Model Compression for Efficient Training & Inference of Large Language Models

Laith Zumot • 2025

Practical Model Compression

graph LR
    A[Model Compression] --> B[Pruning]
    A --> C[Distillation]
    A --> D[Quantization]
    A --> E[PEFT]

    B --> B1[Unstructured Pruning]
    B --> B2[Structured Pruning]
    B --> B3[Rank Reduction]

    C --> C1[Logit Distillation]
    C --> C2[Hidden-State Distillation]

    D --> D1[Post Training Quantization]
    D --> D2[Quantization Aware Training]

Quantization

Reduce precision of weights/activations to shrink memory & speed up math
- e.g., BF16 → FP8.
- Lower memory footprint → larger batch / context on same hardware
- Higher arithmetic intensity → faster GEMMs / attention
- Cheaper deployment on edge/CPU
PTQ (Post-Training Quantization)
- No retraining; quick to try
- Needs calibration data to estimate activation ranges
- Schemes: per-tensor/per-channel, symmetric/asymmetric
- Gotchas: outliers, distribution shift, layerwise sensitivity
QAT (Quantization-Aware Training)
- Best accuracy under low bit-widths (fake-quant + STE)
- Matches deploy time numerics (quant/dequant in-graph)
Common formats & typical use
- FP8 (e4m3/e5m2): high throughput training/inference; mild loss
- INT8: robust sweet spot for prod inference
- MXFP4: used in GPT-OSS for MOE experts (MP).

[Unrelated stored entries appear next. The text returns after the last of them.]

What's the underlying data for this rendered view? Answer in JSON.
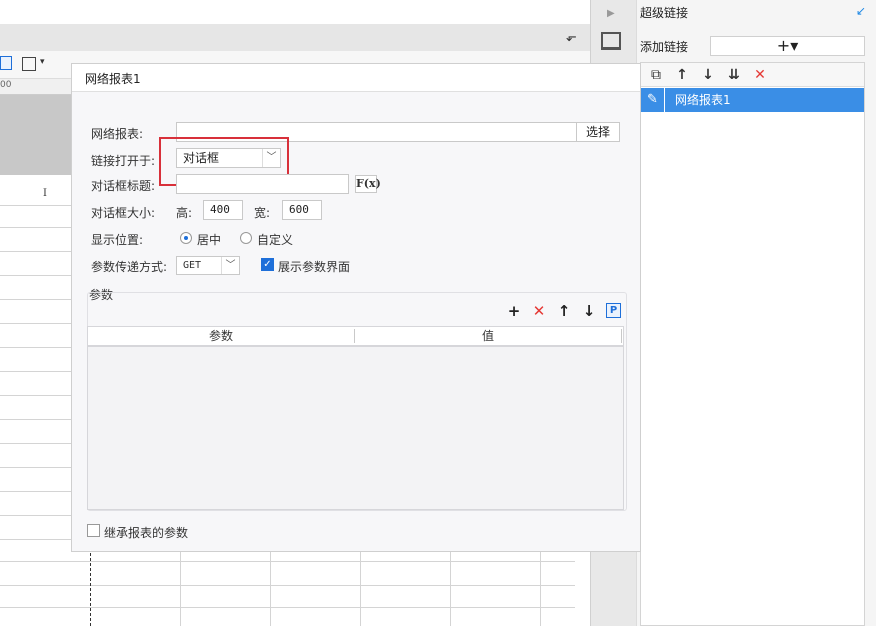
{
  "background": {
    "column_header": "I",
    "ruler_text": "00"
  },
  "right_panel": {
    "title": "超级链接",
    "add_link_label": "添加链接",
    "add_button_symbol": "+▾",
    "list_items": [
      {
        "label": "网络报表1"
      }
    ],
    "tool_icons": [
      "copy-icon",
      "arrow-up-icon",
      "arrow-down-icon",
      "sort-icon",
      "delete-icon"
    ]
  },
  "dialog": {
    "title": "网络报表1",
    "report_label": "网络报表:",
    "report_value": "",
    "select_button": "选择",
    "open_in_label": "链接打开于:",
    "open_in_value": "对话框",
    "dialog_title_label": "对话框标题:",
    "dialog_title_value": "",
    "fx_label": "F(x)",
    "dialog_size_label": "对话框大小:",
    "height_label": "高:",
    "height_value": "400",
    "width_label": "宽:",
    "width_value": "600",
    "position_label": "显示位置:",
    "position_options": [
      {
        "label": "居中",
        "selected": true
      },
      {
        "label": "自定义",
        "selected": false
      }
    ],
    "method_label": "参数传递方式:",
    "method_value": "GET",
    "show_param_checkbox": {
      "label": "展示参数界面",
      "checked": true
    },
    "params_group_label": "参数",
    "params_table": {
      "columns": [
        "参数",
        "值"
      ],
      "rows": []
    },
    "inherit_checkbox": {
      "label": "继承报表的参数",
      "checked": false
    }
  },
  "colors": {
    "accent": "#3a8ee6",
    "highlight_border": "#d8303a",
    "delete_red": "#e53935"
  }
}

Quantization — calibration, scaling & pitfalls

Core knobs
- Granularity: per-channel (kernels) > per-tensor
- Ranges: min/max, percentile clipping, KL-based, EMA observers
- Rounding: nearest vs stochastic; smooth quant for activations
Calibration goals
- Estimate activation/weight ranges that minimize clipping & rounding error
- Use representative samples (same domains/prompts/seq lengths as prod)
- Track both quality (e.g., perplexity, accuracy) and latency/memory
Range estimation
- Min–Max / AbsMax (fast; risk of outlier blow-up)
- Percentile clipping (e.g., 99.9th) to tame long tails
- KL-divergence / MSE minimization to pick bins
- EMA observers during QAT for stable moving ranges
Scaling schemes
- Symmetric (zero-point = 0): common for weights
  - scale = max(|x|) / qmax
- Asymmetric (nonzero zero-point): common for activations
  - scale = (x_max − x_min) / (qmax − qmin)
- Granularity: per-channel (weights) > per-tensor; group-wise for INT4

Outlier management
- Keep sensitive parts in higher precision: embeddings, LM head, K/V proj
- SmoothQuant-style activation smoothing (shift dynamic range into weights)
- Weight-only quant (e.g., W8A16 / W4A16) to avoid activation quant error
Implementation tips
- Static (ahead-of-time) quantization with calibration > dynamic on GPUs
- Fuse ops (conv/linear + bias + activation) before quantization if possible
- Align scales with kernel requirements (tile sizes, tensor cores)
- For QAT: fake-quant + STE; freeze observers late; fine-tune LR ↓
Pitfalls & mitigations
- Distribution shift between calibration & prod → recalibrate by traffic slice
- Saturation in attention/LayerNorm paths → leave in FP16/FP32
- Dequant overhead on small layers → quantize hot GEMMs first
- INT4 regressions → use group-wise scales, try QAT/QLoRA, or back off to INT8
- Sequence length sensitivity → calibrate at prod seq lengths
Validation checklist
- A/B: task metrics (↓ perplexity Δ, ↑ exact-match) + latency/throughput + VRAM
- Layerwise sensitivity sweep; opt-out layers that cause large drops
- Save scales/observers with model artifacts; log calibration dataset hash

Distillation

Train a student model to match a teacher model’s output distribution (soft targets).
Loss (with temperature $T$): \[ \mathcal{L} = (1-\alpha)\,\mathrm{CE}(y, p_s) \;+\; \alpha\,T^2\,\mathrm{KL}\!\left(p_t^{(T)} \,\|\, p_s^{(T)}\right) \]
Backprop only through the student; the teacher is frozen.
Variants: use KL or JS divergence; mix in hard-label CE; schedule $T$ or label smoothing.
Online distill: teacher forward + student forward/backward (higher GPU but no disk I/O).
Offline distill: cache teacher logits; cheaper GPU at train time but larger storage/I/O.
Issues:
- Training cost: Expect ~20–30%+ extra memory for activations/gradients beyond raw parameter memory (depends on context length, batch size, kernels).
- Exact logit matching can be restrictive; the student may imitate outputs without learning richer internals.
- Students may not learn intermediate representations; consider feature/attention distillation or auxiliary losses.
- length/verbosity bias from the teacher; mitigated with CE mixing, calibration, and data augmentation.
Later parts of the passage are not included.